BONUS! Salads are hella easy and with this recipe, you’ll be roasting sweet potatoes, so just roast a TON and toss the rest in the freezer for later. They keep well and we’ll be seeing them a lot in this here blog.
Also, because let’s face it, these days my kitchen is like this (without the eggs obvsies)…
But in my fantasy, it used to be like this…
Let’s eat some kale ya’ll.

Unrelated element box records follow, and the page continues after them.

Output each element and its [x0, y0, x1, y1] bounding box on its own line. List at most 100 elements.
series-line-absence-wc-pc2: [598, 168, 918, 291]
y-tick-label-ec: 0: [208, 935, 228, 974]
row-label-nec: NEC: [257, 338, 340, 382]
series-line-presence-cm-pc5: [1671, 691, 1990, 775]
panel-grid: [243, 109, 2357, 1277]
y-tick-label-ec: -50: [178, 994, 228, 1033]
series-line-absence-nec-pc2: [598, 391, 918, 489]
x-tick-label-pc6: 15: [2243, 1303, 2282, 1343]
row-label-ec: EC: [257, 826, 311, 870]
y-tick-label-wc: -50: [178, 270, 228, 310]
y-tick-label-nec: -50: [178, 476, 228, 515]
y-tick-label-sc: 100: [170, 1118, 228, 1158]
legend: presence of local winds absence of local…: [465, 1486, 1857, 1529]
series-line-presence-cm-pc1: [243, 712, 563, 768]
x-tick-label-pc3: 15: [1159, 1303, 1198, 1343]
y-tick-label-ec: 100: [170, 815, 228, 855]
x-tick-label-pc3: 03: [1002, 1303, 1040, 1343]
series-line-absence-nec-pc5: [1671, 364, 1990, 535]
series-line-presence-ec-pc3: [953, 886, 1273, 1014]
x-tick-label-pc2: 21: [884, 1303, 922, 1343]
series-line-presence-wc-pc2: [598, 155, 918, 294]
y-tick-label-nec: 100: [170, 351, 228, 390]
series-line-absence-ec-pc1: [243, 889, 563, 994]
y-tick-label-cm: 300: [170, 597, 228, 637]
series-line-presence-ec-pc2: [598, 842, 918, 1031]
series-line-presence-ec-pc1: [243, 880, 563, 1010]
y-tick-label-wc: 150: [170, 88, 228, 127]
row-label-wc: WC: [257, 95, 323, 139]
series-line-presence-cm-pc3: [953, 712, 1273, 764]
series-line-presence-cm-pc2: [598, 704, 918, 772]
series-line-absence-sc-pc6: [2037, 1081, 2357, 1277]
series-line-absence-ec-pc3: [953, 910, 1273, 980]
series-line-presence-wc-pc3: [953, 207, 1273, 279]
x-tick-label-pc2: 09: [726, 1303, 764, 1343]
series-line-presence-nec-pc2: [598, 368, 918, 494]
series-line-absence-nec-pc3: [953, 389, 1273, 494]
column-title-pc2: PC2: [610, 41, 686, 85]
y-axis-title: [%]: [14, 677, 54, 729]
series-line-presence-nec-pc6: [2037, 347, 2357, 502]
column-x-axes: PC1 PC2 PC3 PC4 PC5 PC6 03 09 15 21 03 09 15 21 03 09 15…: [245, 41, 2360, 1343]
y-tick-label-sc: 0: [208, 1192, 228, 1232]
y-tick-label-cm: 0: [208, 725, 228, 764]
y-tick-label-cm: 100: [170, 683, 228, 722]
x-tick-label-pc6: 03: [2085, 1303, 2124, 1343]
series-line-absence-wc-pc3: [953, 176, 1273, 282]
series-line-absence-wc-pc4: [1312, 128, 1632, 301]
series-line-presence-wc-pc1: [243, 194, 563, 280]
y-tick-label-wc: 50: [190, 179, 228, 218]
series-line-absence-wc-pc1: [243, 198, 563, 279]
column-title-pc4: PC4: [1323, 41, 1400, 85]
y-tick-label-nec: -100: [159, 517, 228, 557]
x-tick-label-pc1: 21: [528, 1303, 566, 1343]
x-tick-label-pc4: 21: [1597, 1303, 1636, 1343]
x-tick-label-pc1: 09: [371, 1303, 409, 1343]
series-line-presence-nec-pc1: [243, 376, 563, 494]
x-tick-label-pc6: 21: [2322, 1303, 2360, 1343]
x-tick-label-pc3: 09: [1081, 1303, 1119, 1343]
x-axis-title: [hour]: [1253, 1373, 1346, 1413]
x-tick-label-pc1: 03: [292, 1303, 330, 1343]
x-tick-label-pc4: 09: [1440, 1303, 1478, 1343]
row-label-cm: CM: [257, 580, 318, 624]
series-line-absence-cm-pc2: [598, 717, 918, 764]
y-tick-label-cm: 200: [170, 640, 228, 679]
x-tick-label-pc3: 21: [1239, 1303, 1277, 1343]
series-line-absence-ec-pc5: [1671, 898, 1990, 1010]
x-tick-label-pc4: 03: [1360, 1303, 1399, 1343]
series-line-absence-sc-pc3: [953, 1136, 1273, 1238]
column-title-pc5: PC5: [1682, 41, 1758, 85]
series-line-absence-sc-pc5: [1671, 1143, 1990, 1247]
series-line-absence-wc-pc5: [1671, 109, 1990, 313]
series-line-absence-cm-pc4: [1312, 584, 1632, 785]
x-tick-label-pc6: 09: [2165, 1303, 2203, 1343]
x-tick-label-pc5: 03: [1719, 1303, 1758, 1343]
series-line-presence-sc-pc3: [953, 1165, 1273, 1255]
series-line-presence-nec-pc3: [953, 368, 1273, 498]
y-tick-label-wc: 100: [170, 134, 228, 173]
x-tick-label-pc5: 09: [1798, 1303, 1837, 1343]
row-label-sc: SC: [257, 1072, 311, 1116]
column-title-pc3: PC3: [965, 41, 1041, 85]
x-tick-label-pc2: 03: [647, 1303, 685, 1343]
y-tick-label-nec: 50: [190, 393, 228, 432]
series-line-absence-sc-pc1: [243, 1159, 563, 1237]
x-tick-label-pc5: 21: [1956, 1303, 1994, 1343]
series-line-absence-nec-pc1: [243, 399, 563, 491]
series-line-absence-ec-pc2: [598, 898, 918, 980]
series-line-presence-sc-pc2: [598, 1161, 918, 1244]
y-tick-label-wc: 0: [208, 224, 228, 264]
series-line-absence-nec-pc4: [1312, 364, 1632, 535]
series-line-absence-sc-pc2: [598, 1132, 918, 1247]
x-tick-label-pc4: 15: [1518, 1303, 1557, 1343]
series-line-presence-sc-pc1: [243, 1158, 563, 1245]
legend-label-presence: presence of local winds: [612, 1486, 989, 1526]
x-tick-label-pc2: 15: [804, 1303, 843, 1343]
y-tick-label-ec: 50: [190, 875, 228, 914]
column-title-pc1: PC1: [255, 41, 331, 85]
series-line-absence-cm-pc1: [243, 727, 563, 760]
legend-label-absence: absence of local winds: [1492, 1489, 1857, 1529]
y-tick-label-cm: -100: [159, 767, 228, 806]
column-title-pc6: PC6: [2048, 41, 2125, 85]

Another BONUS My kids dig this one too.
Ingredients:
- agave mustard dressing (recipe below)
- kale, de-stemmed and torn into pieces
- toasted almond slivers
- dried cranberries
- roasted sweet potatoes
Ingredients:
- Preheat oven to 390 degrees F or 200 degrees C
- Wash, peel (if desired), and cube sweet potatoes.
- Bake on the middle rack for 30-40 minutes until tender, but not too soft.
- Prepare other ingredients while the sweet potatoes are baking.
- When the sweet potatoes are done, let cool for 10-15 minutes.
- Mix dressing with kale in a bowl, coating all of the pieces in this amazing dressing.
- Put kale in serving dish, top with sweet potatoes, cranberries and almonds.
Agave Mustard Dressing Recipe
If you do honey, you can sub honey for agave in this recipe.
Ingredients:
- 1/4 C olive oil (could sub for other kinds of oil that do not have a strong flavor)
- 2 tbs. lemon juice 26g
- 2 tbs. dijon mustard
- 1 tbs. apple cider vinegar
- 1 tbs agave
- 2 cloves garlic, finely chopped
- salt and pepper to taste
Directions:
- In a bowl, add all ingredients
- Whisk together until well combined
You can use this for all sorts of things! Even as a marinade for tofu or other vegan protein.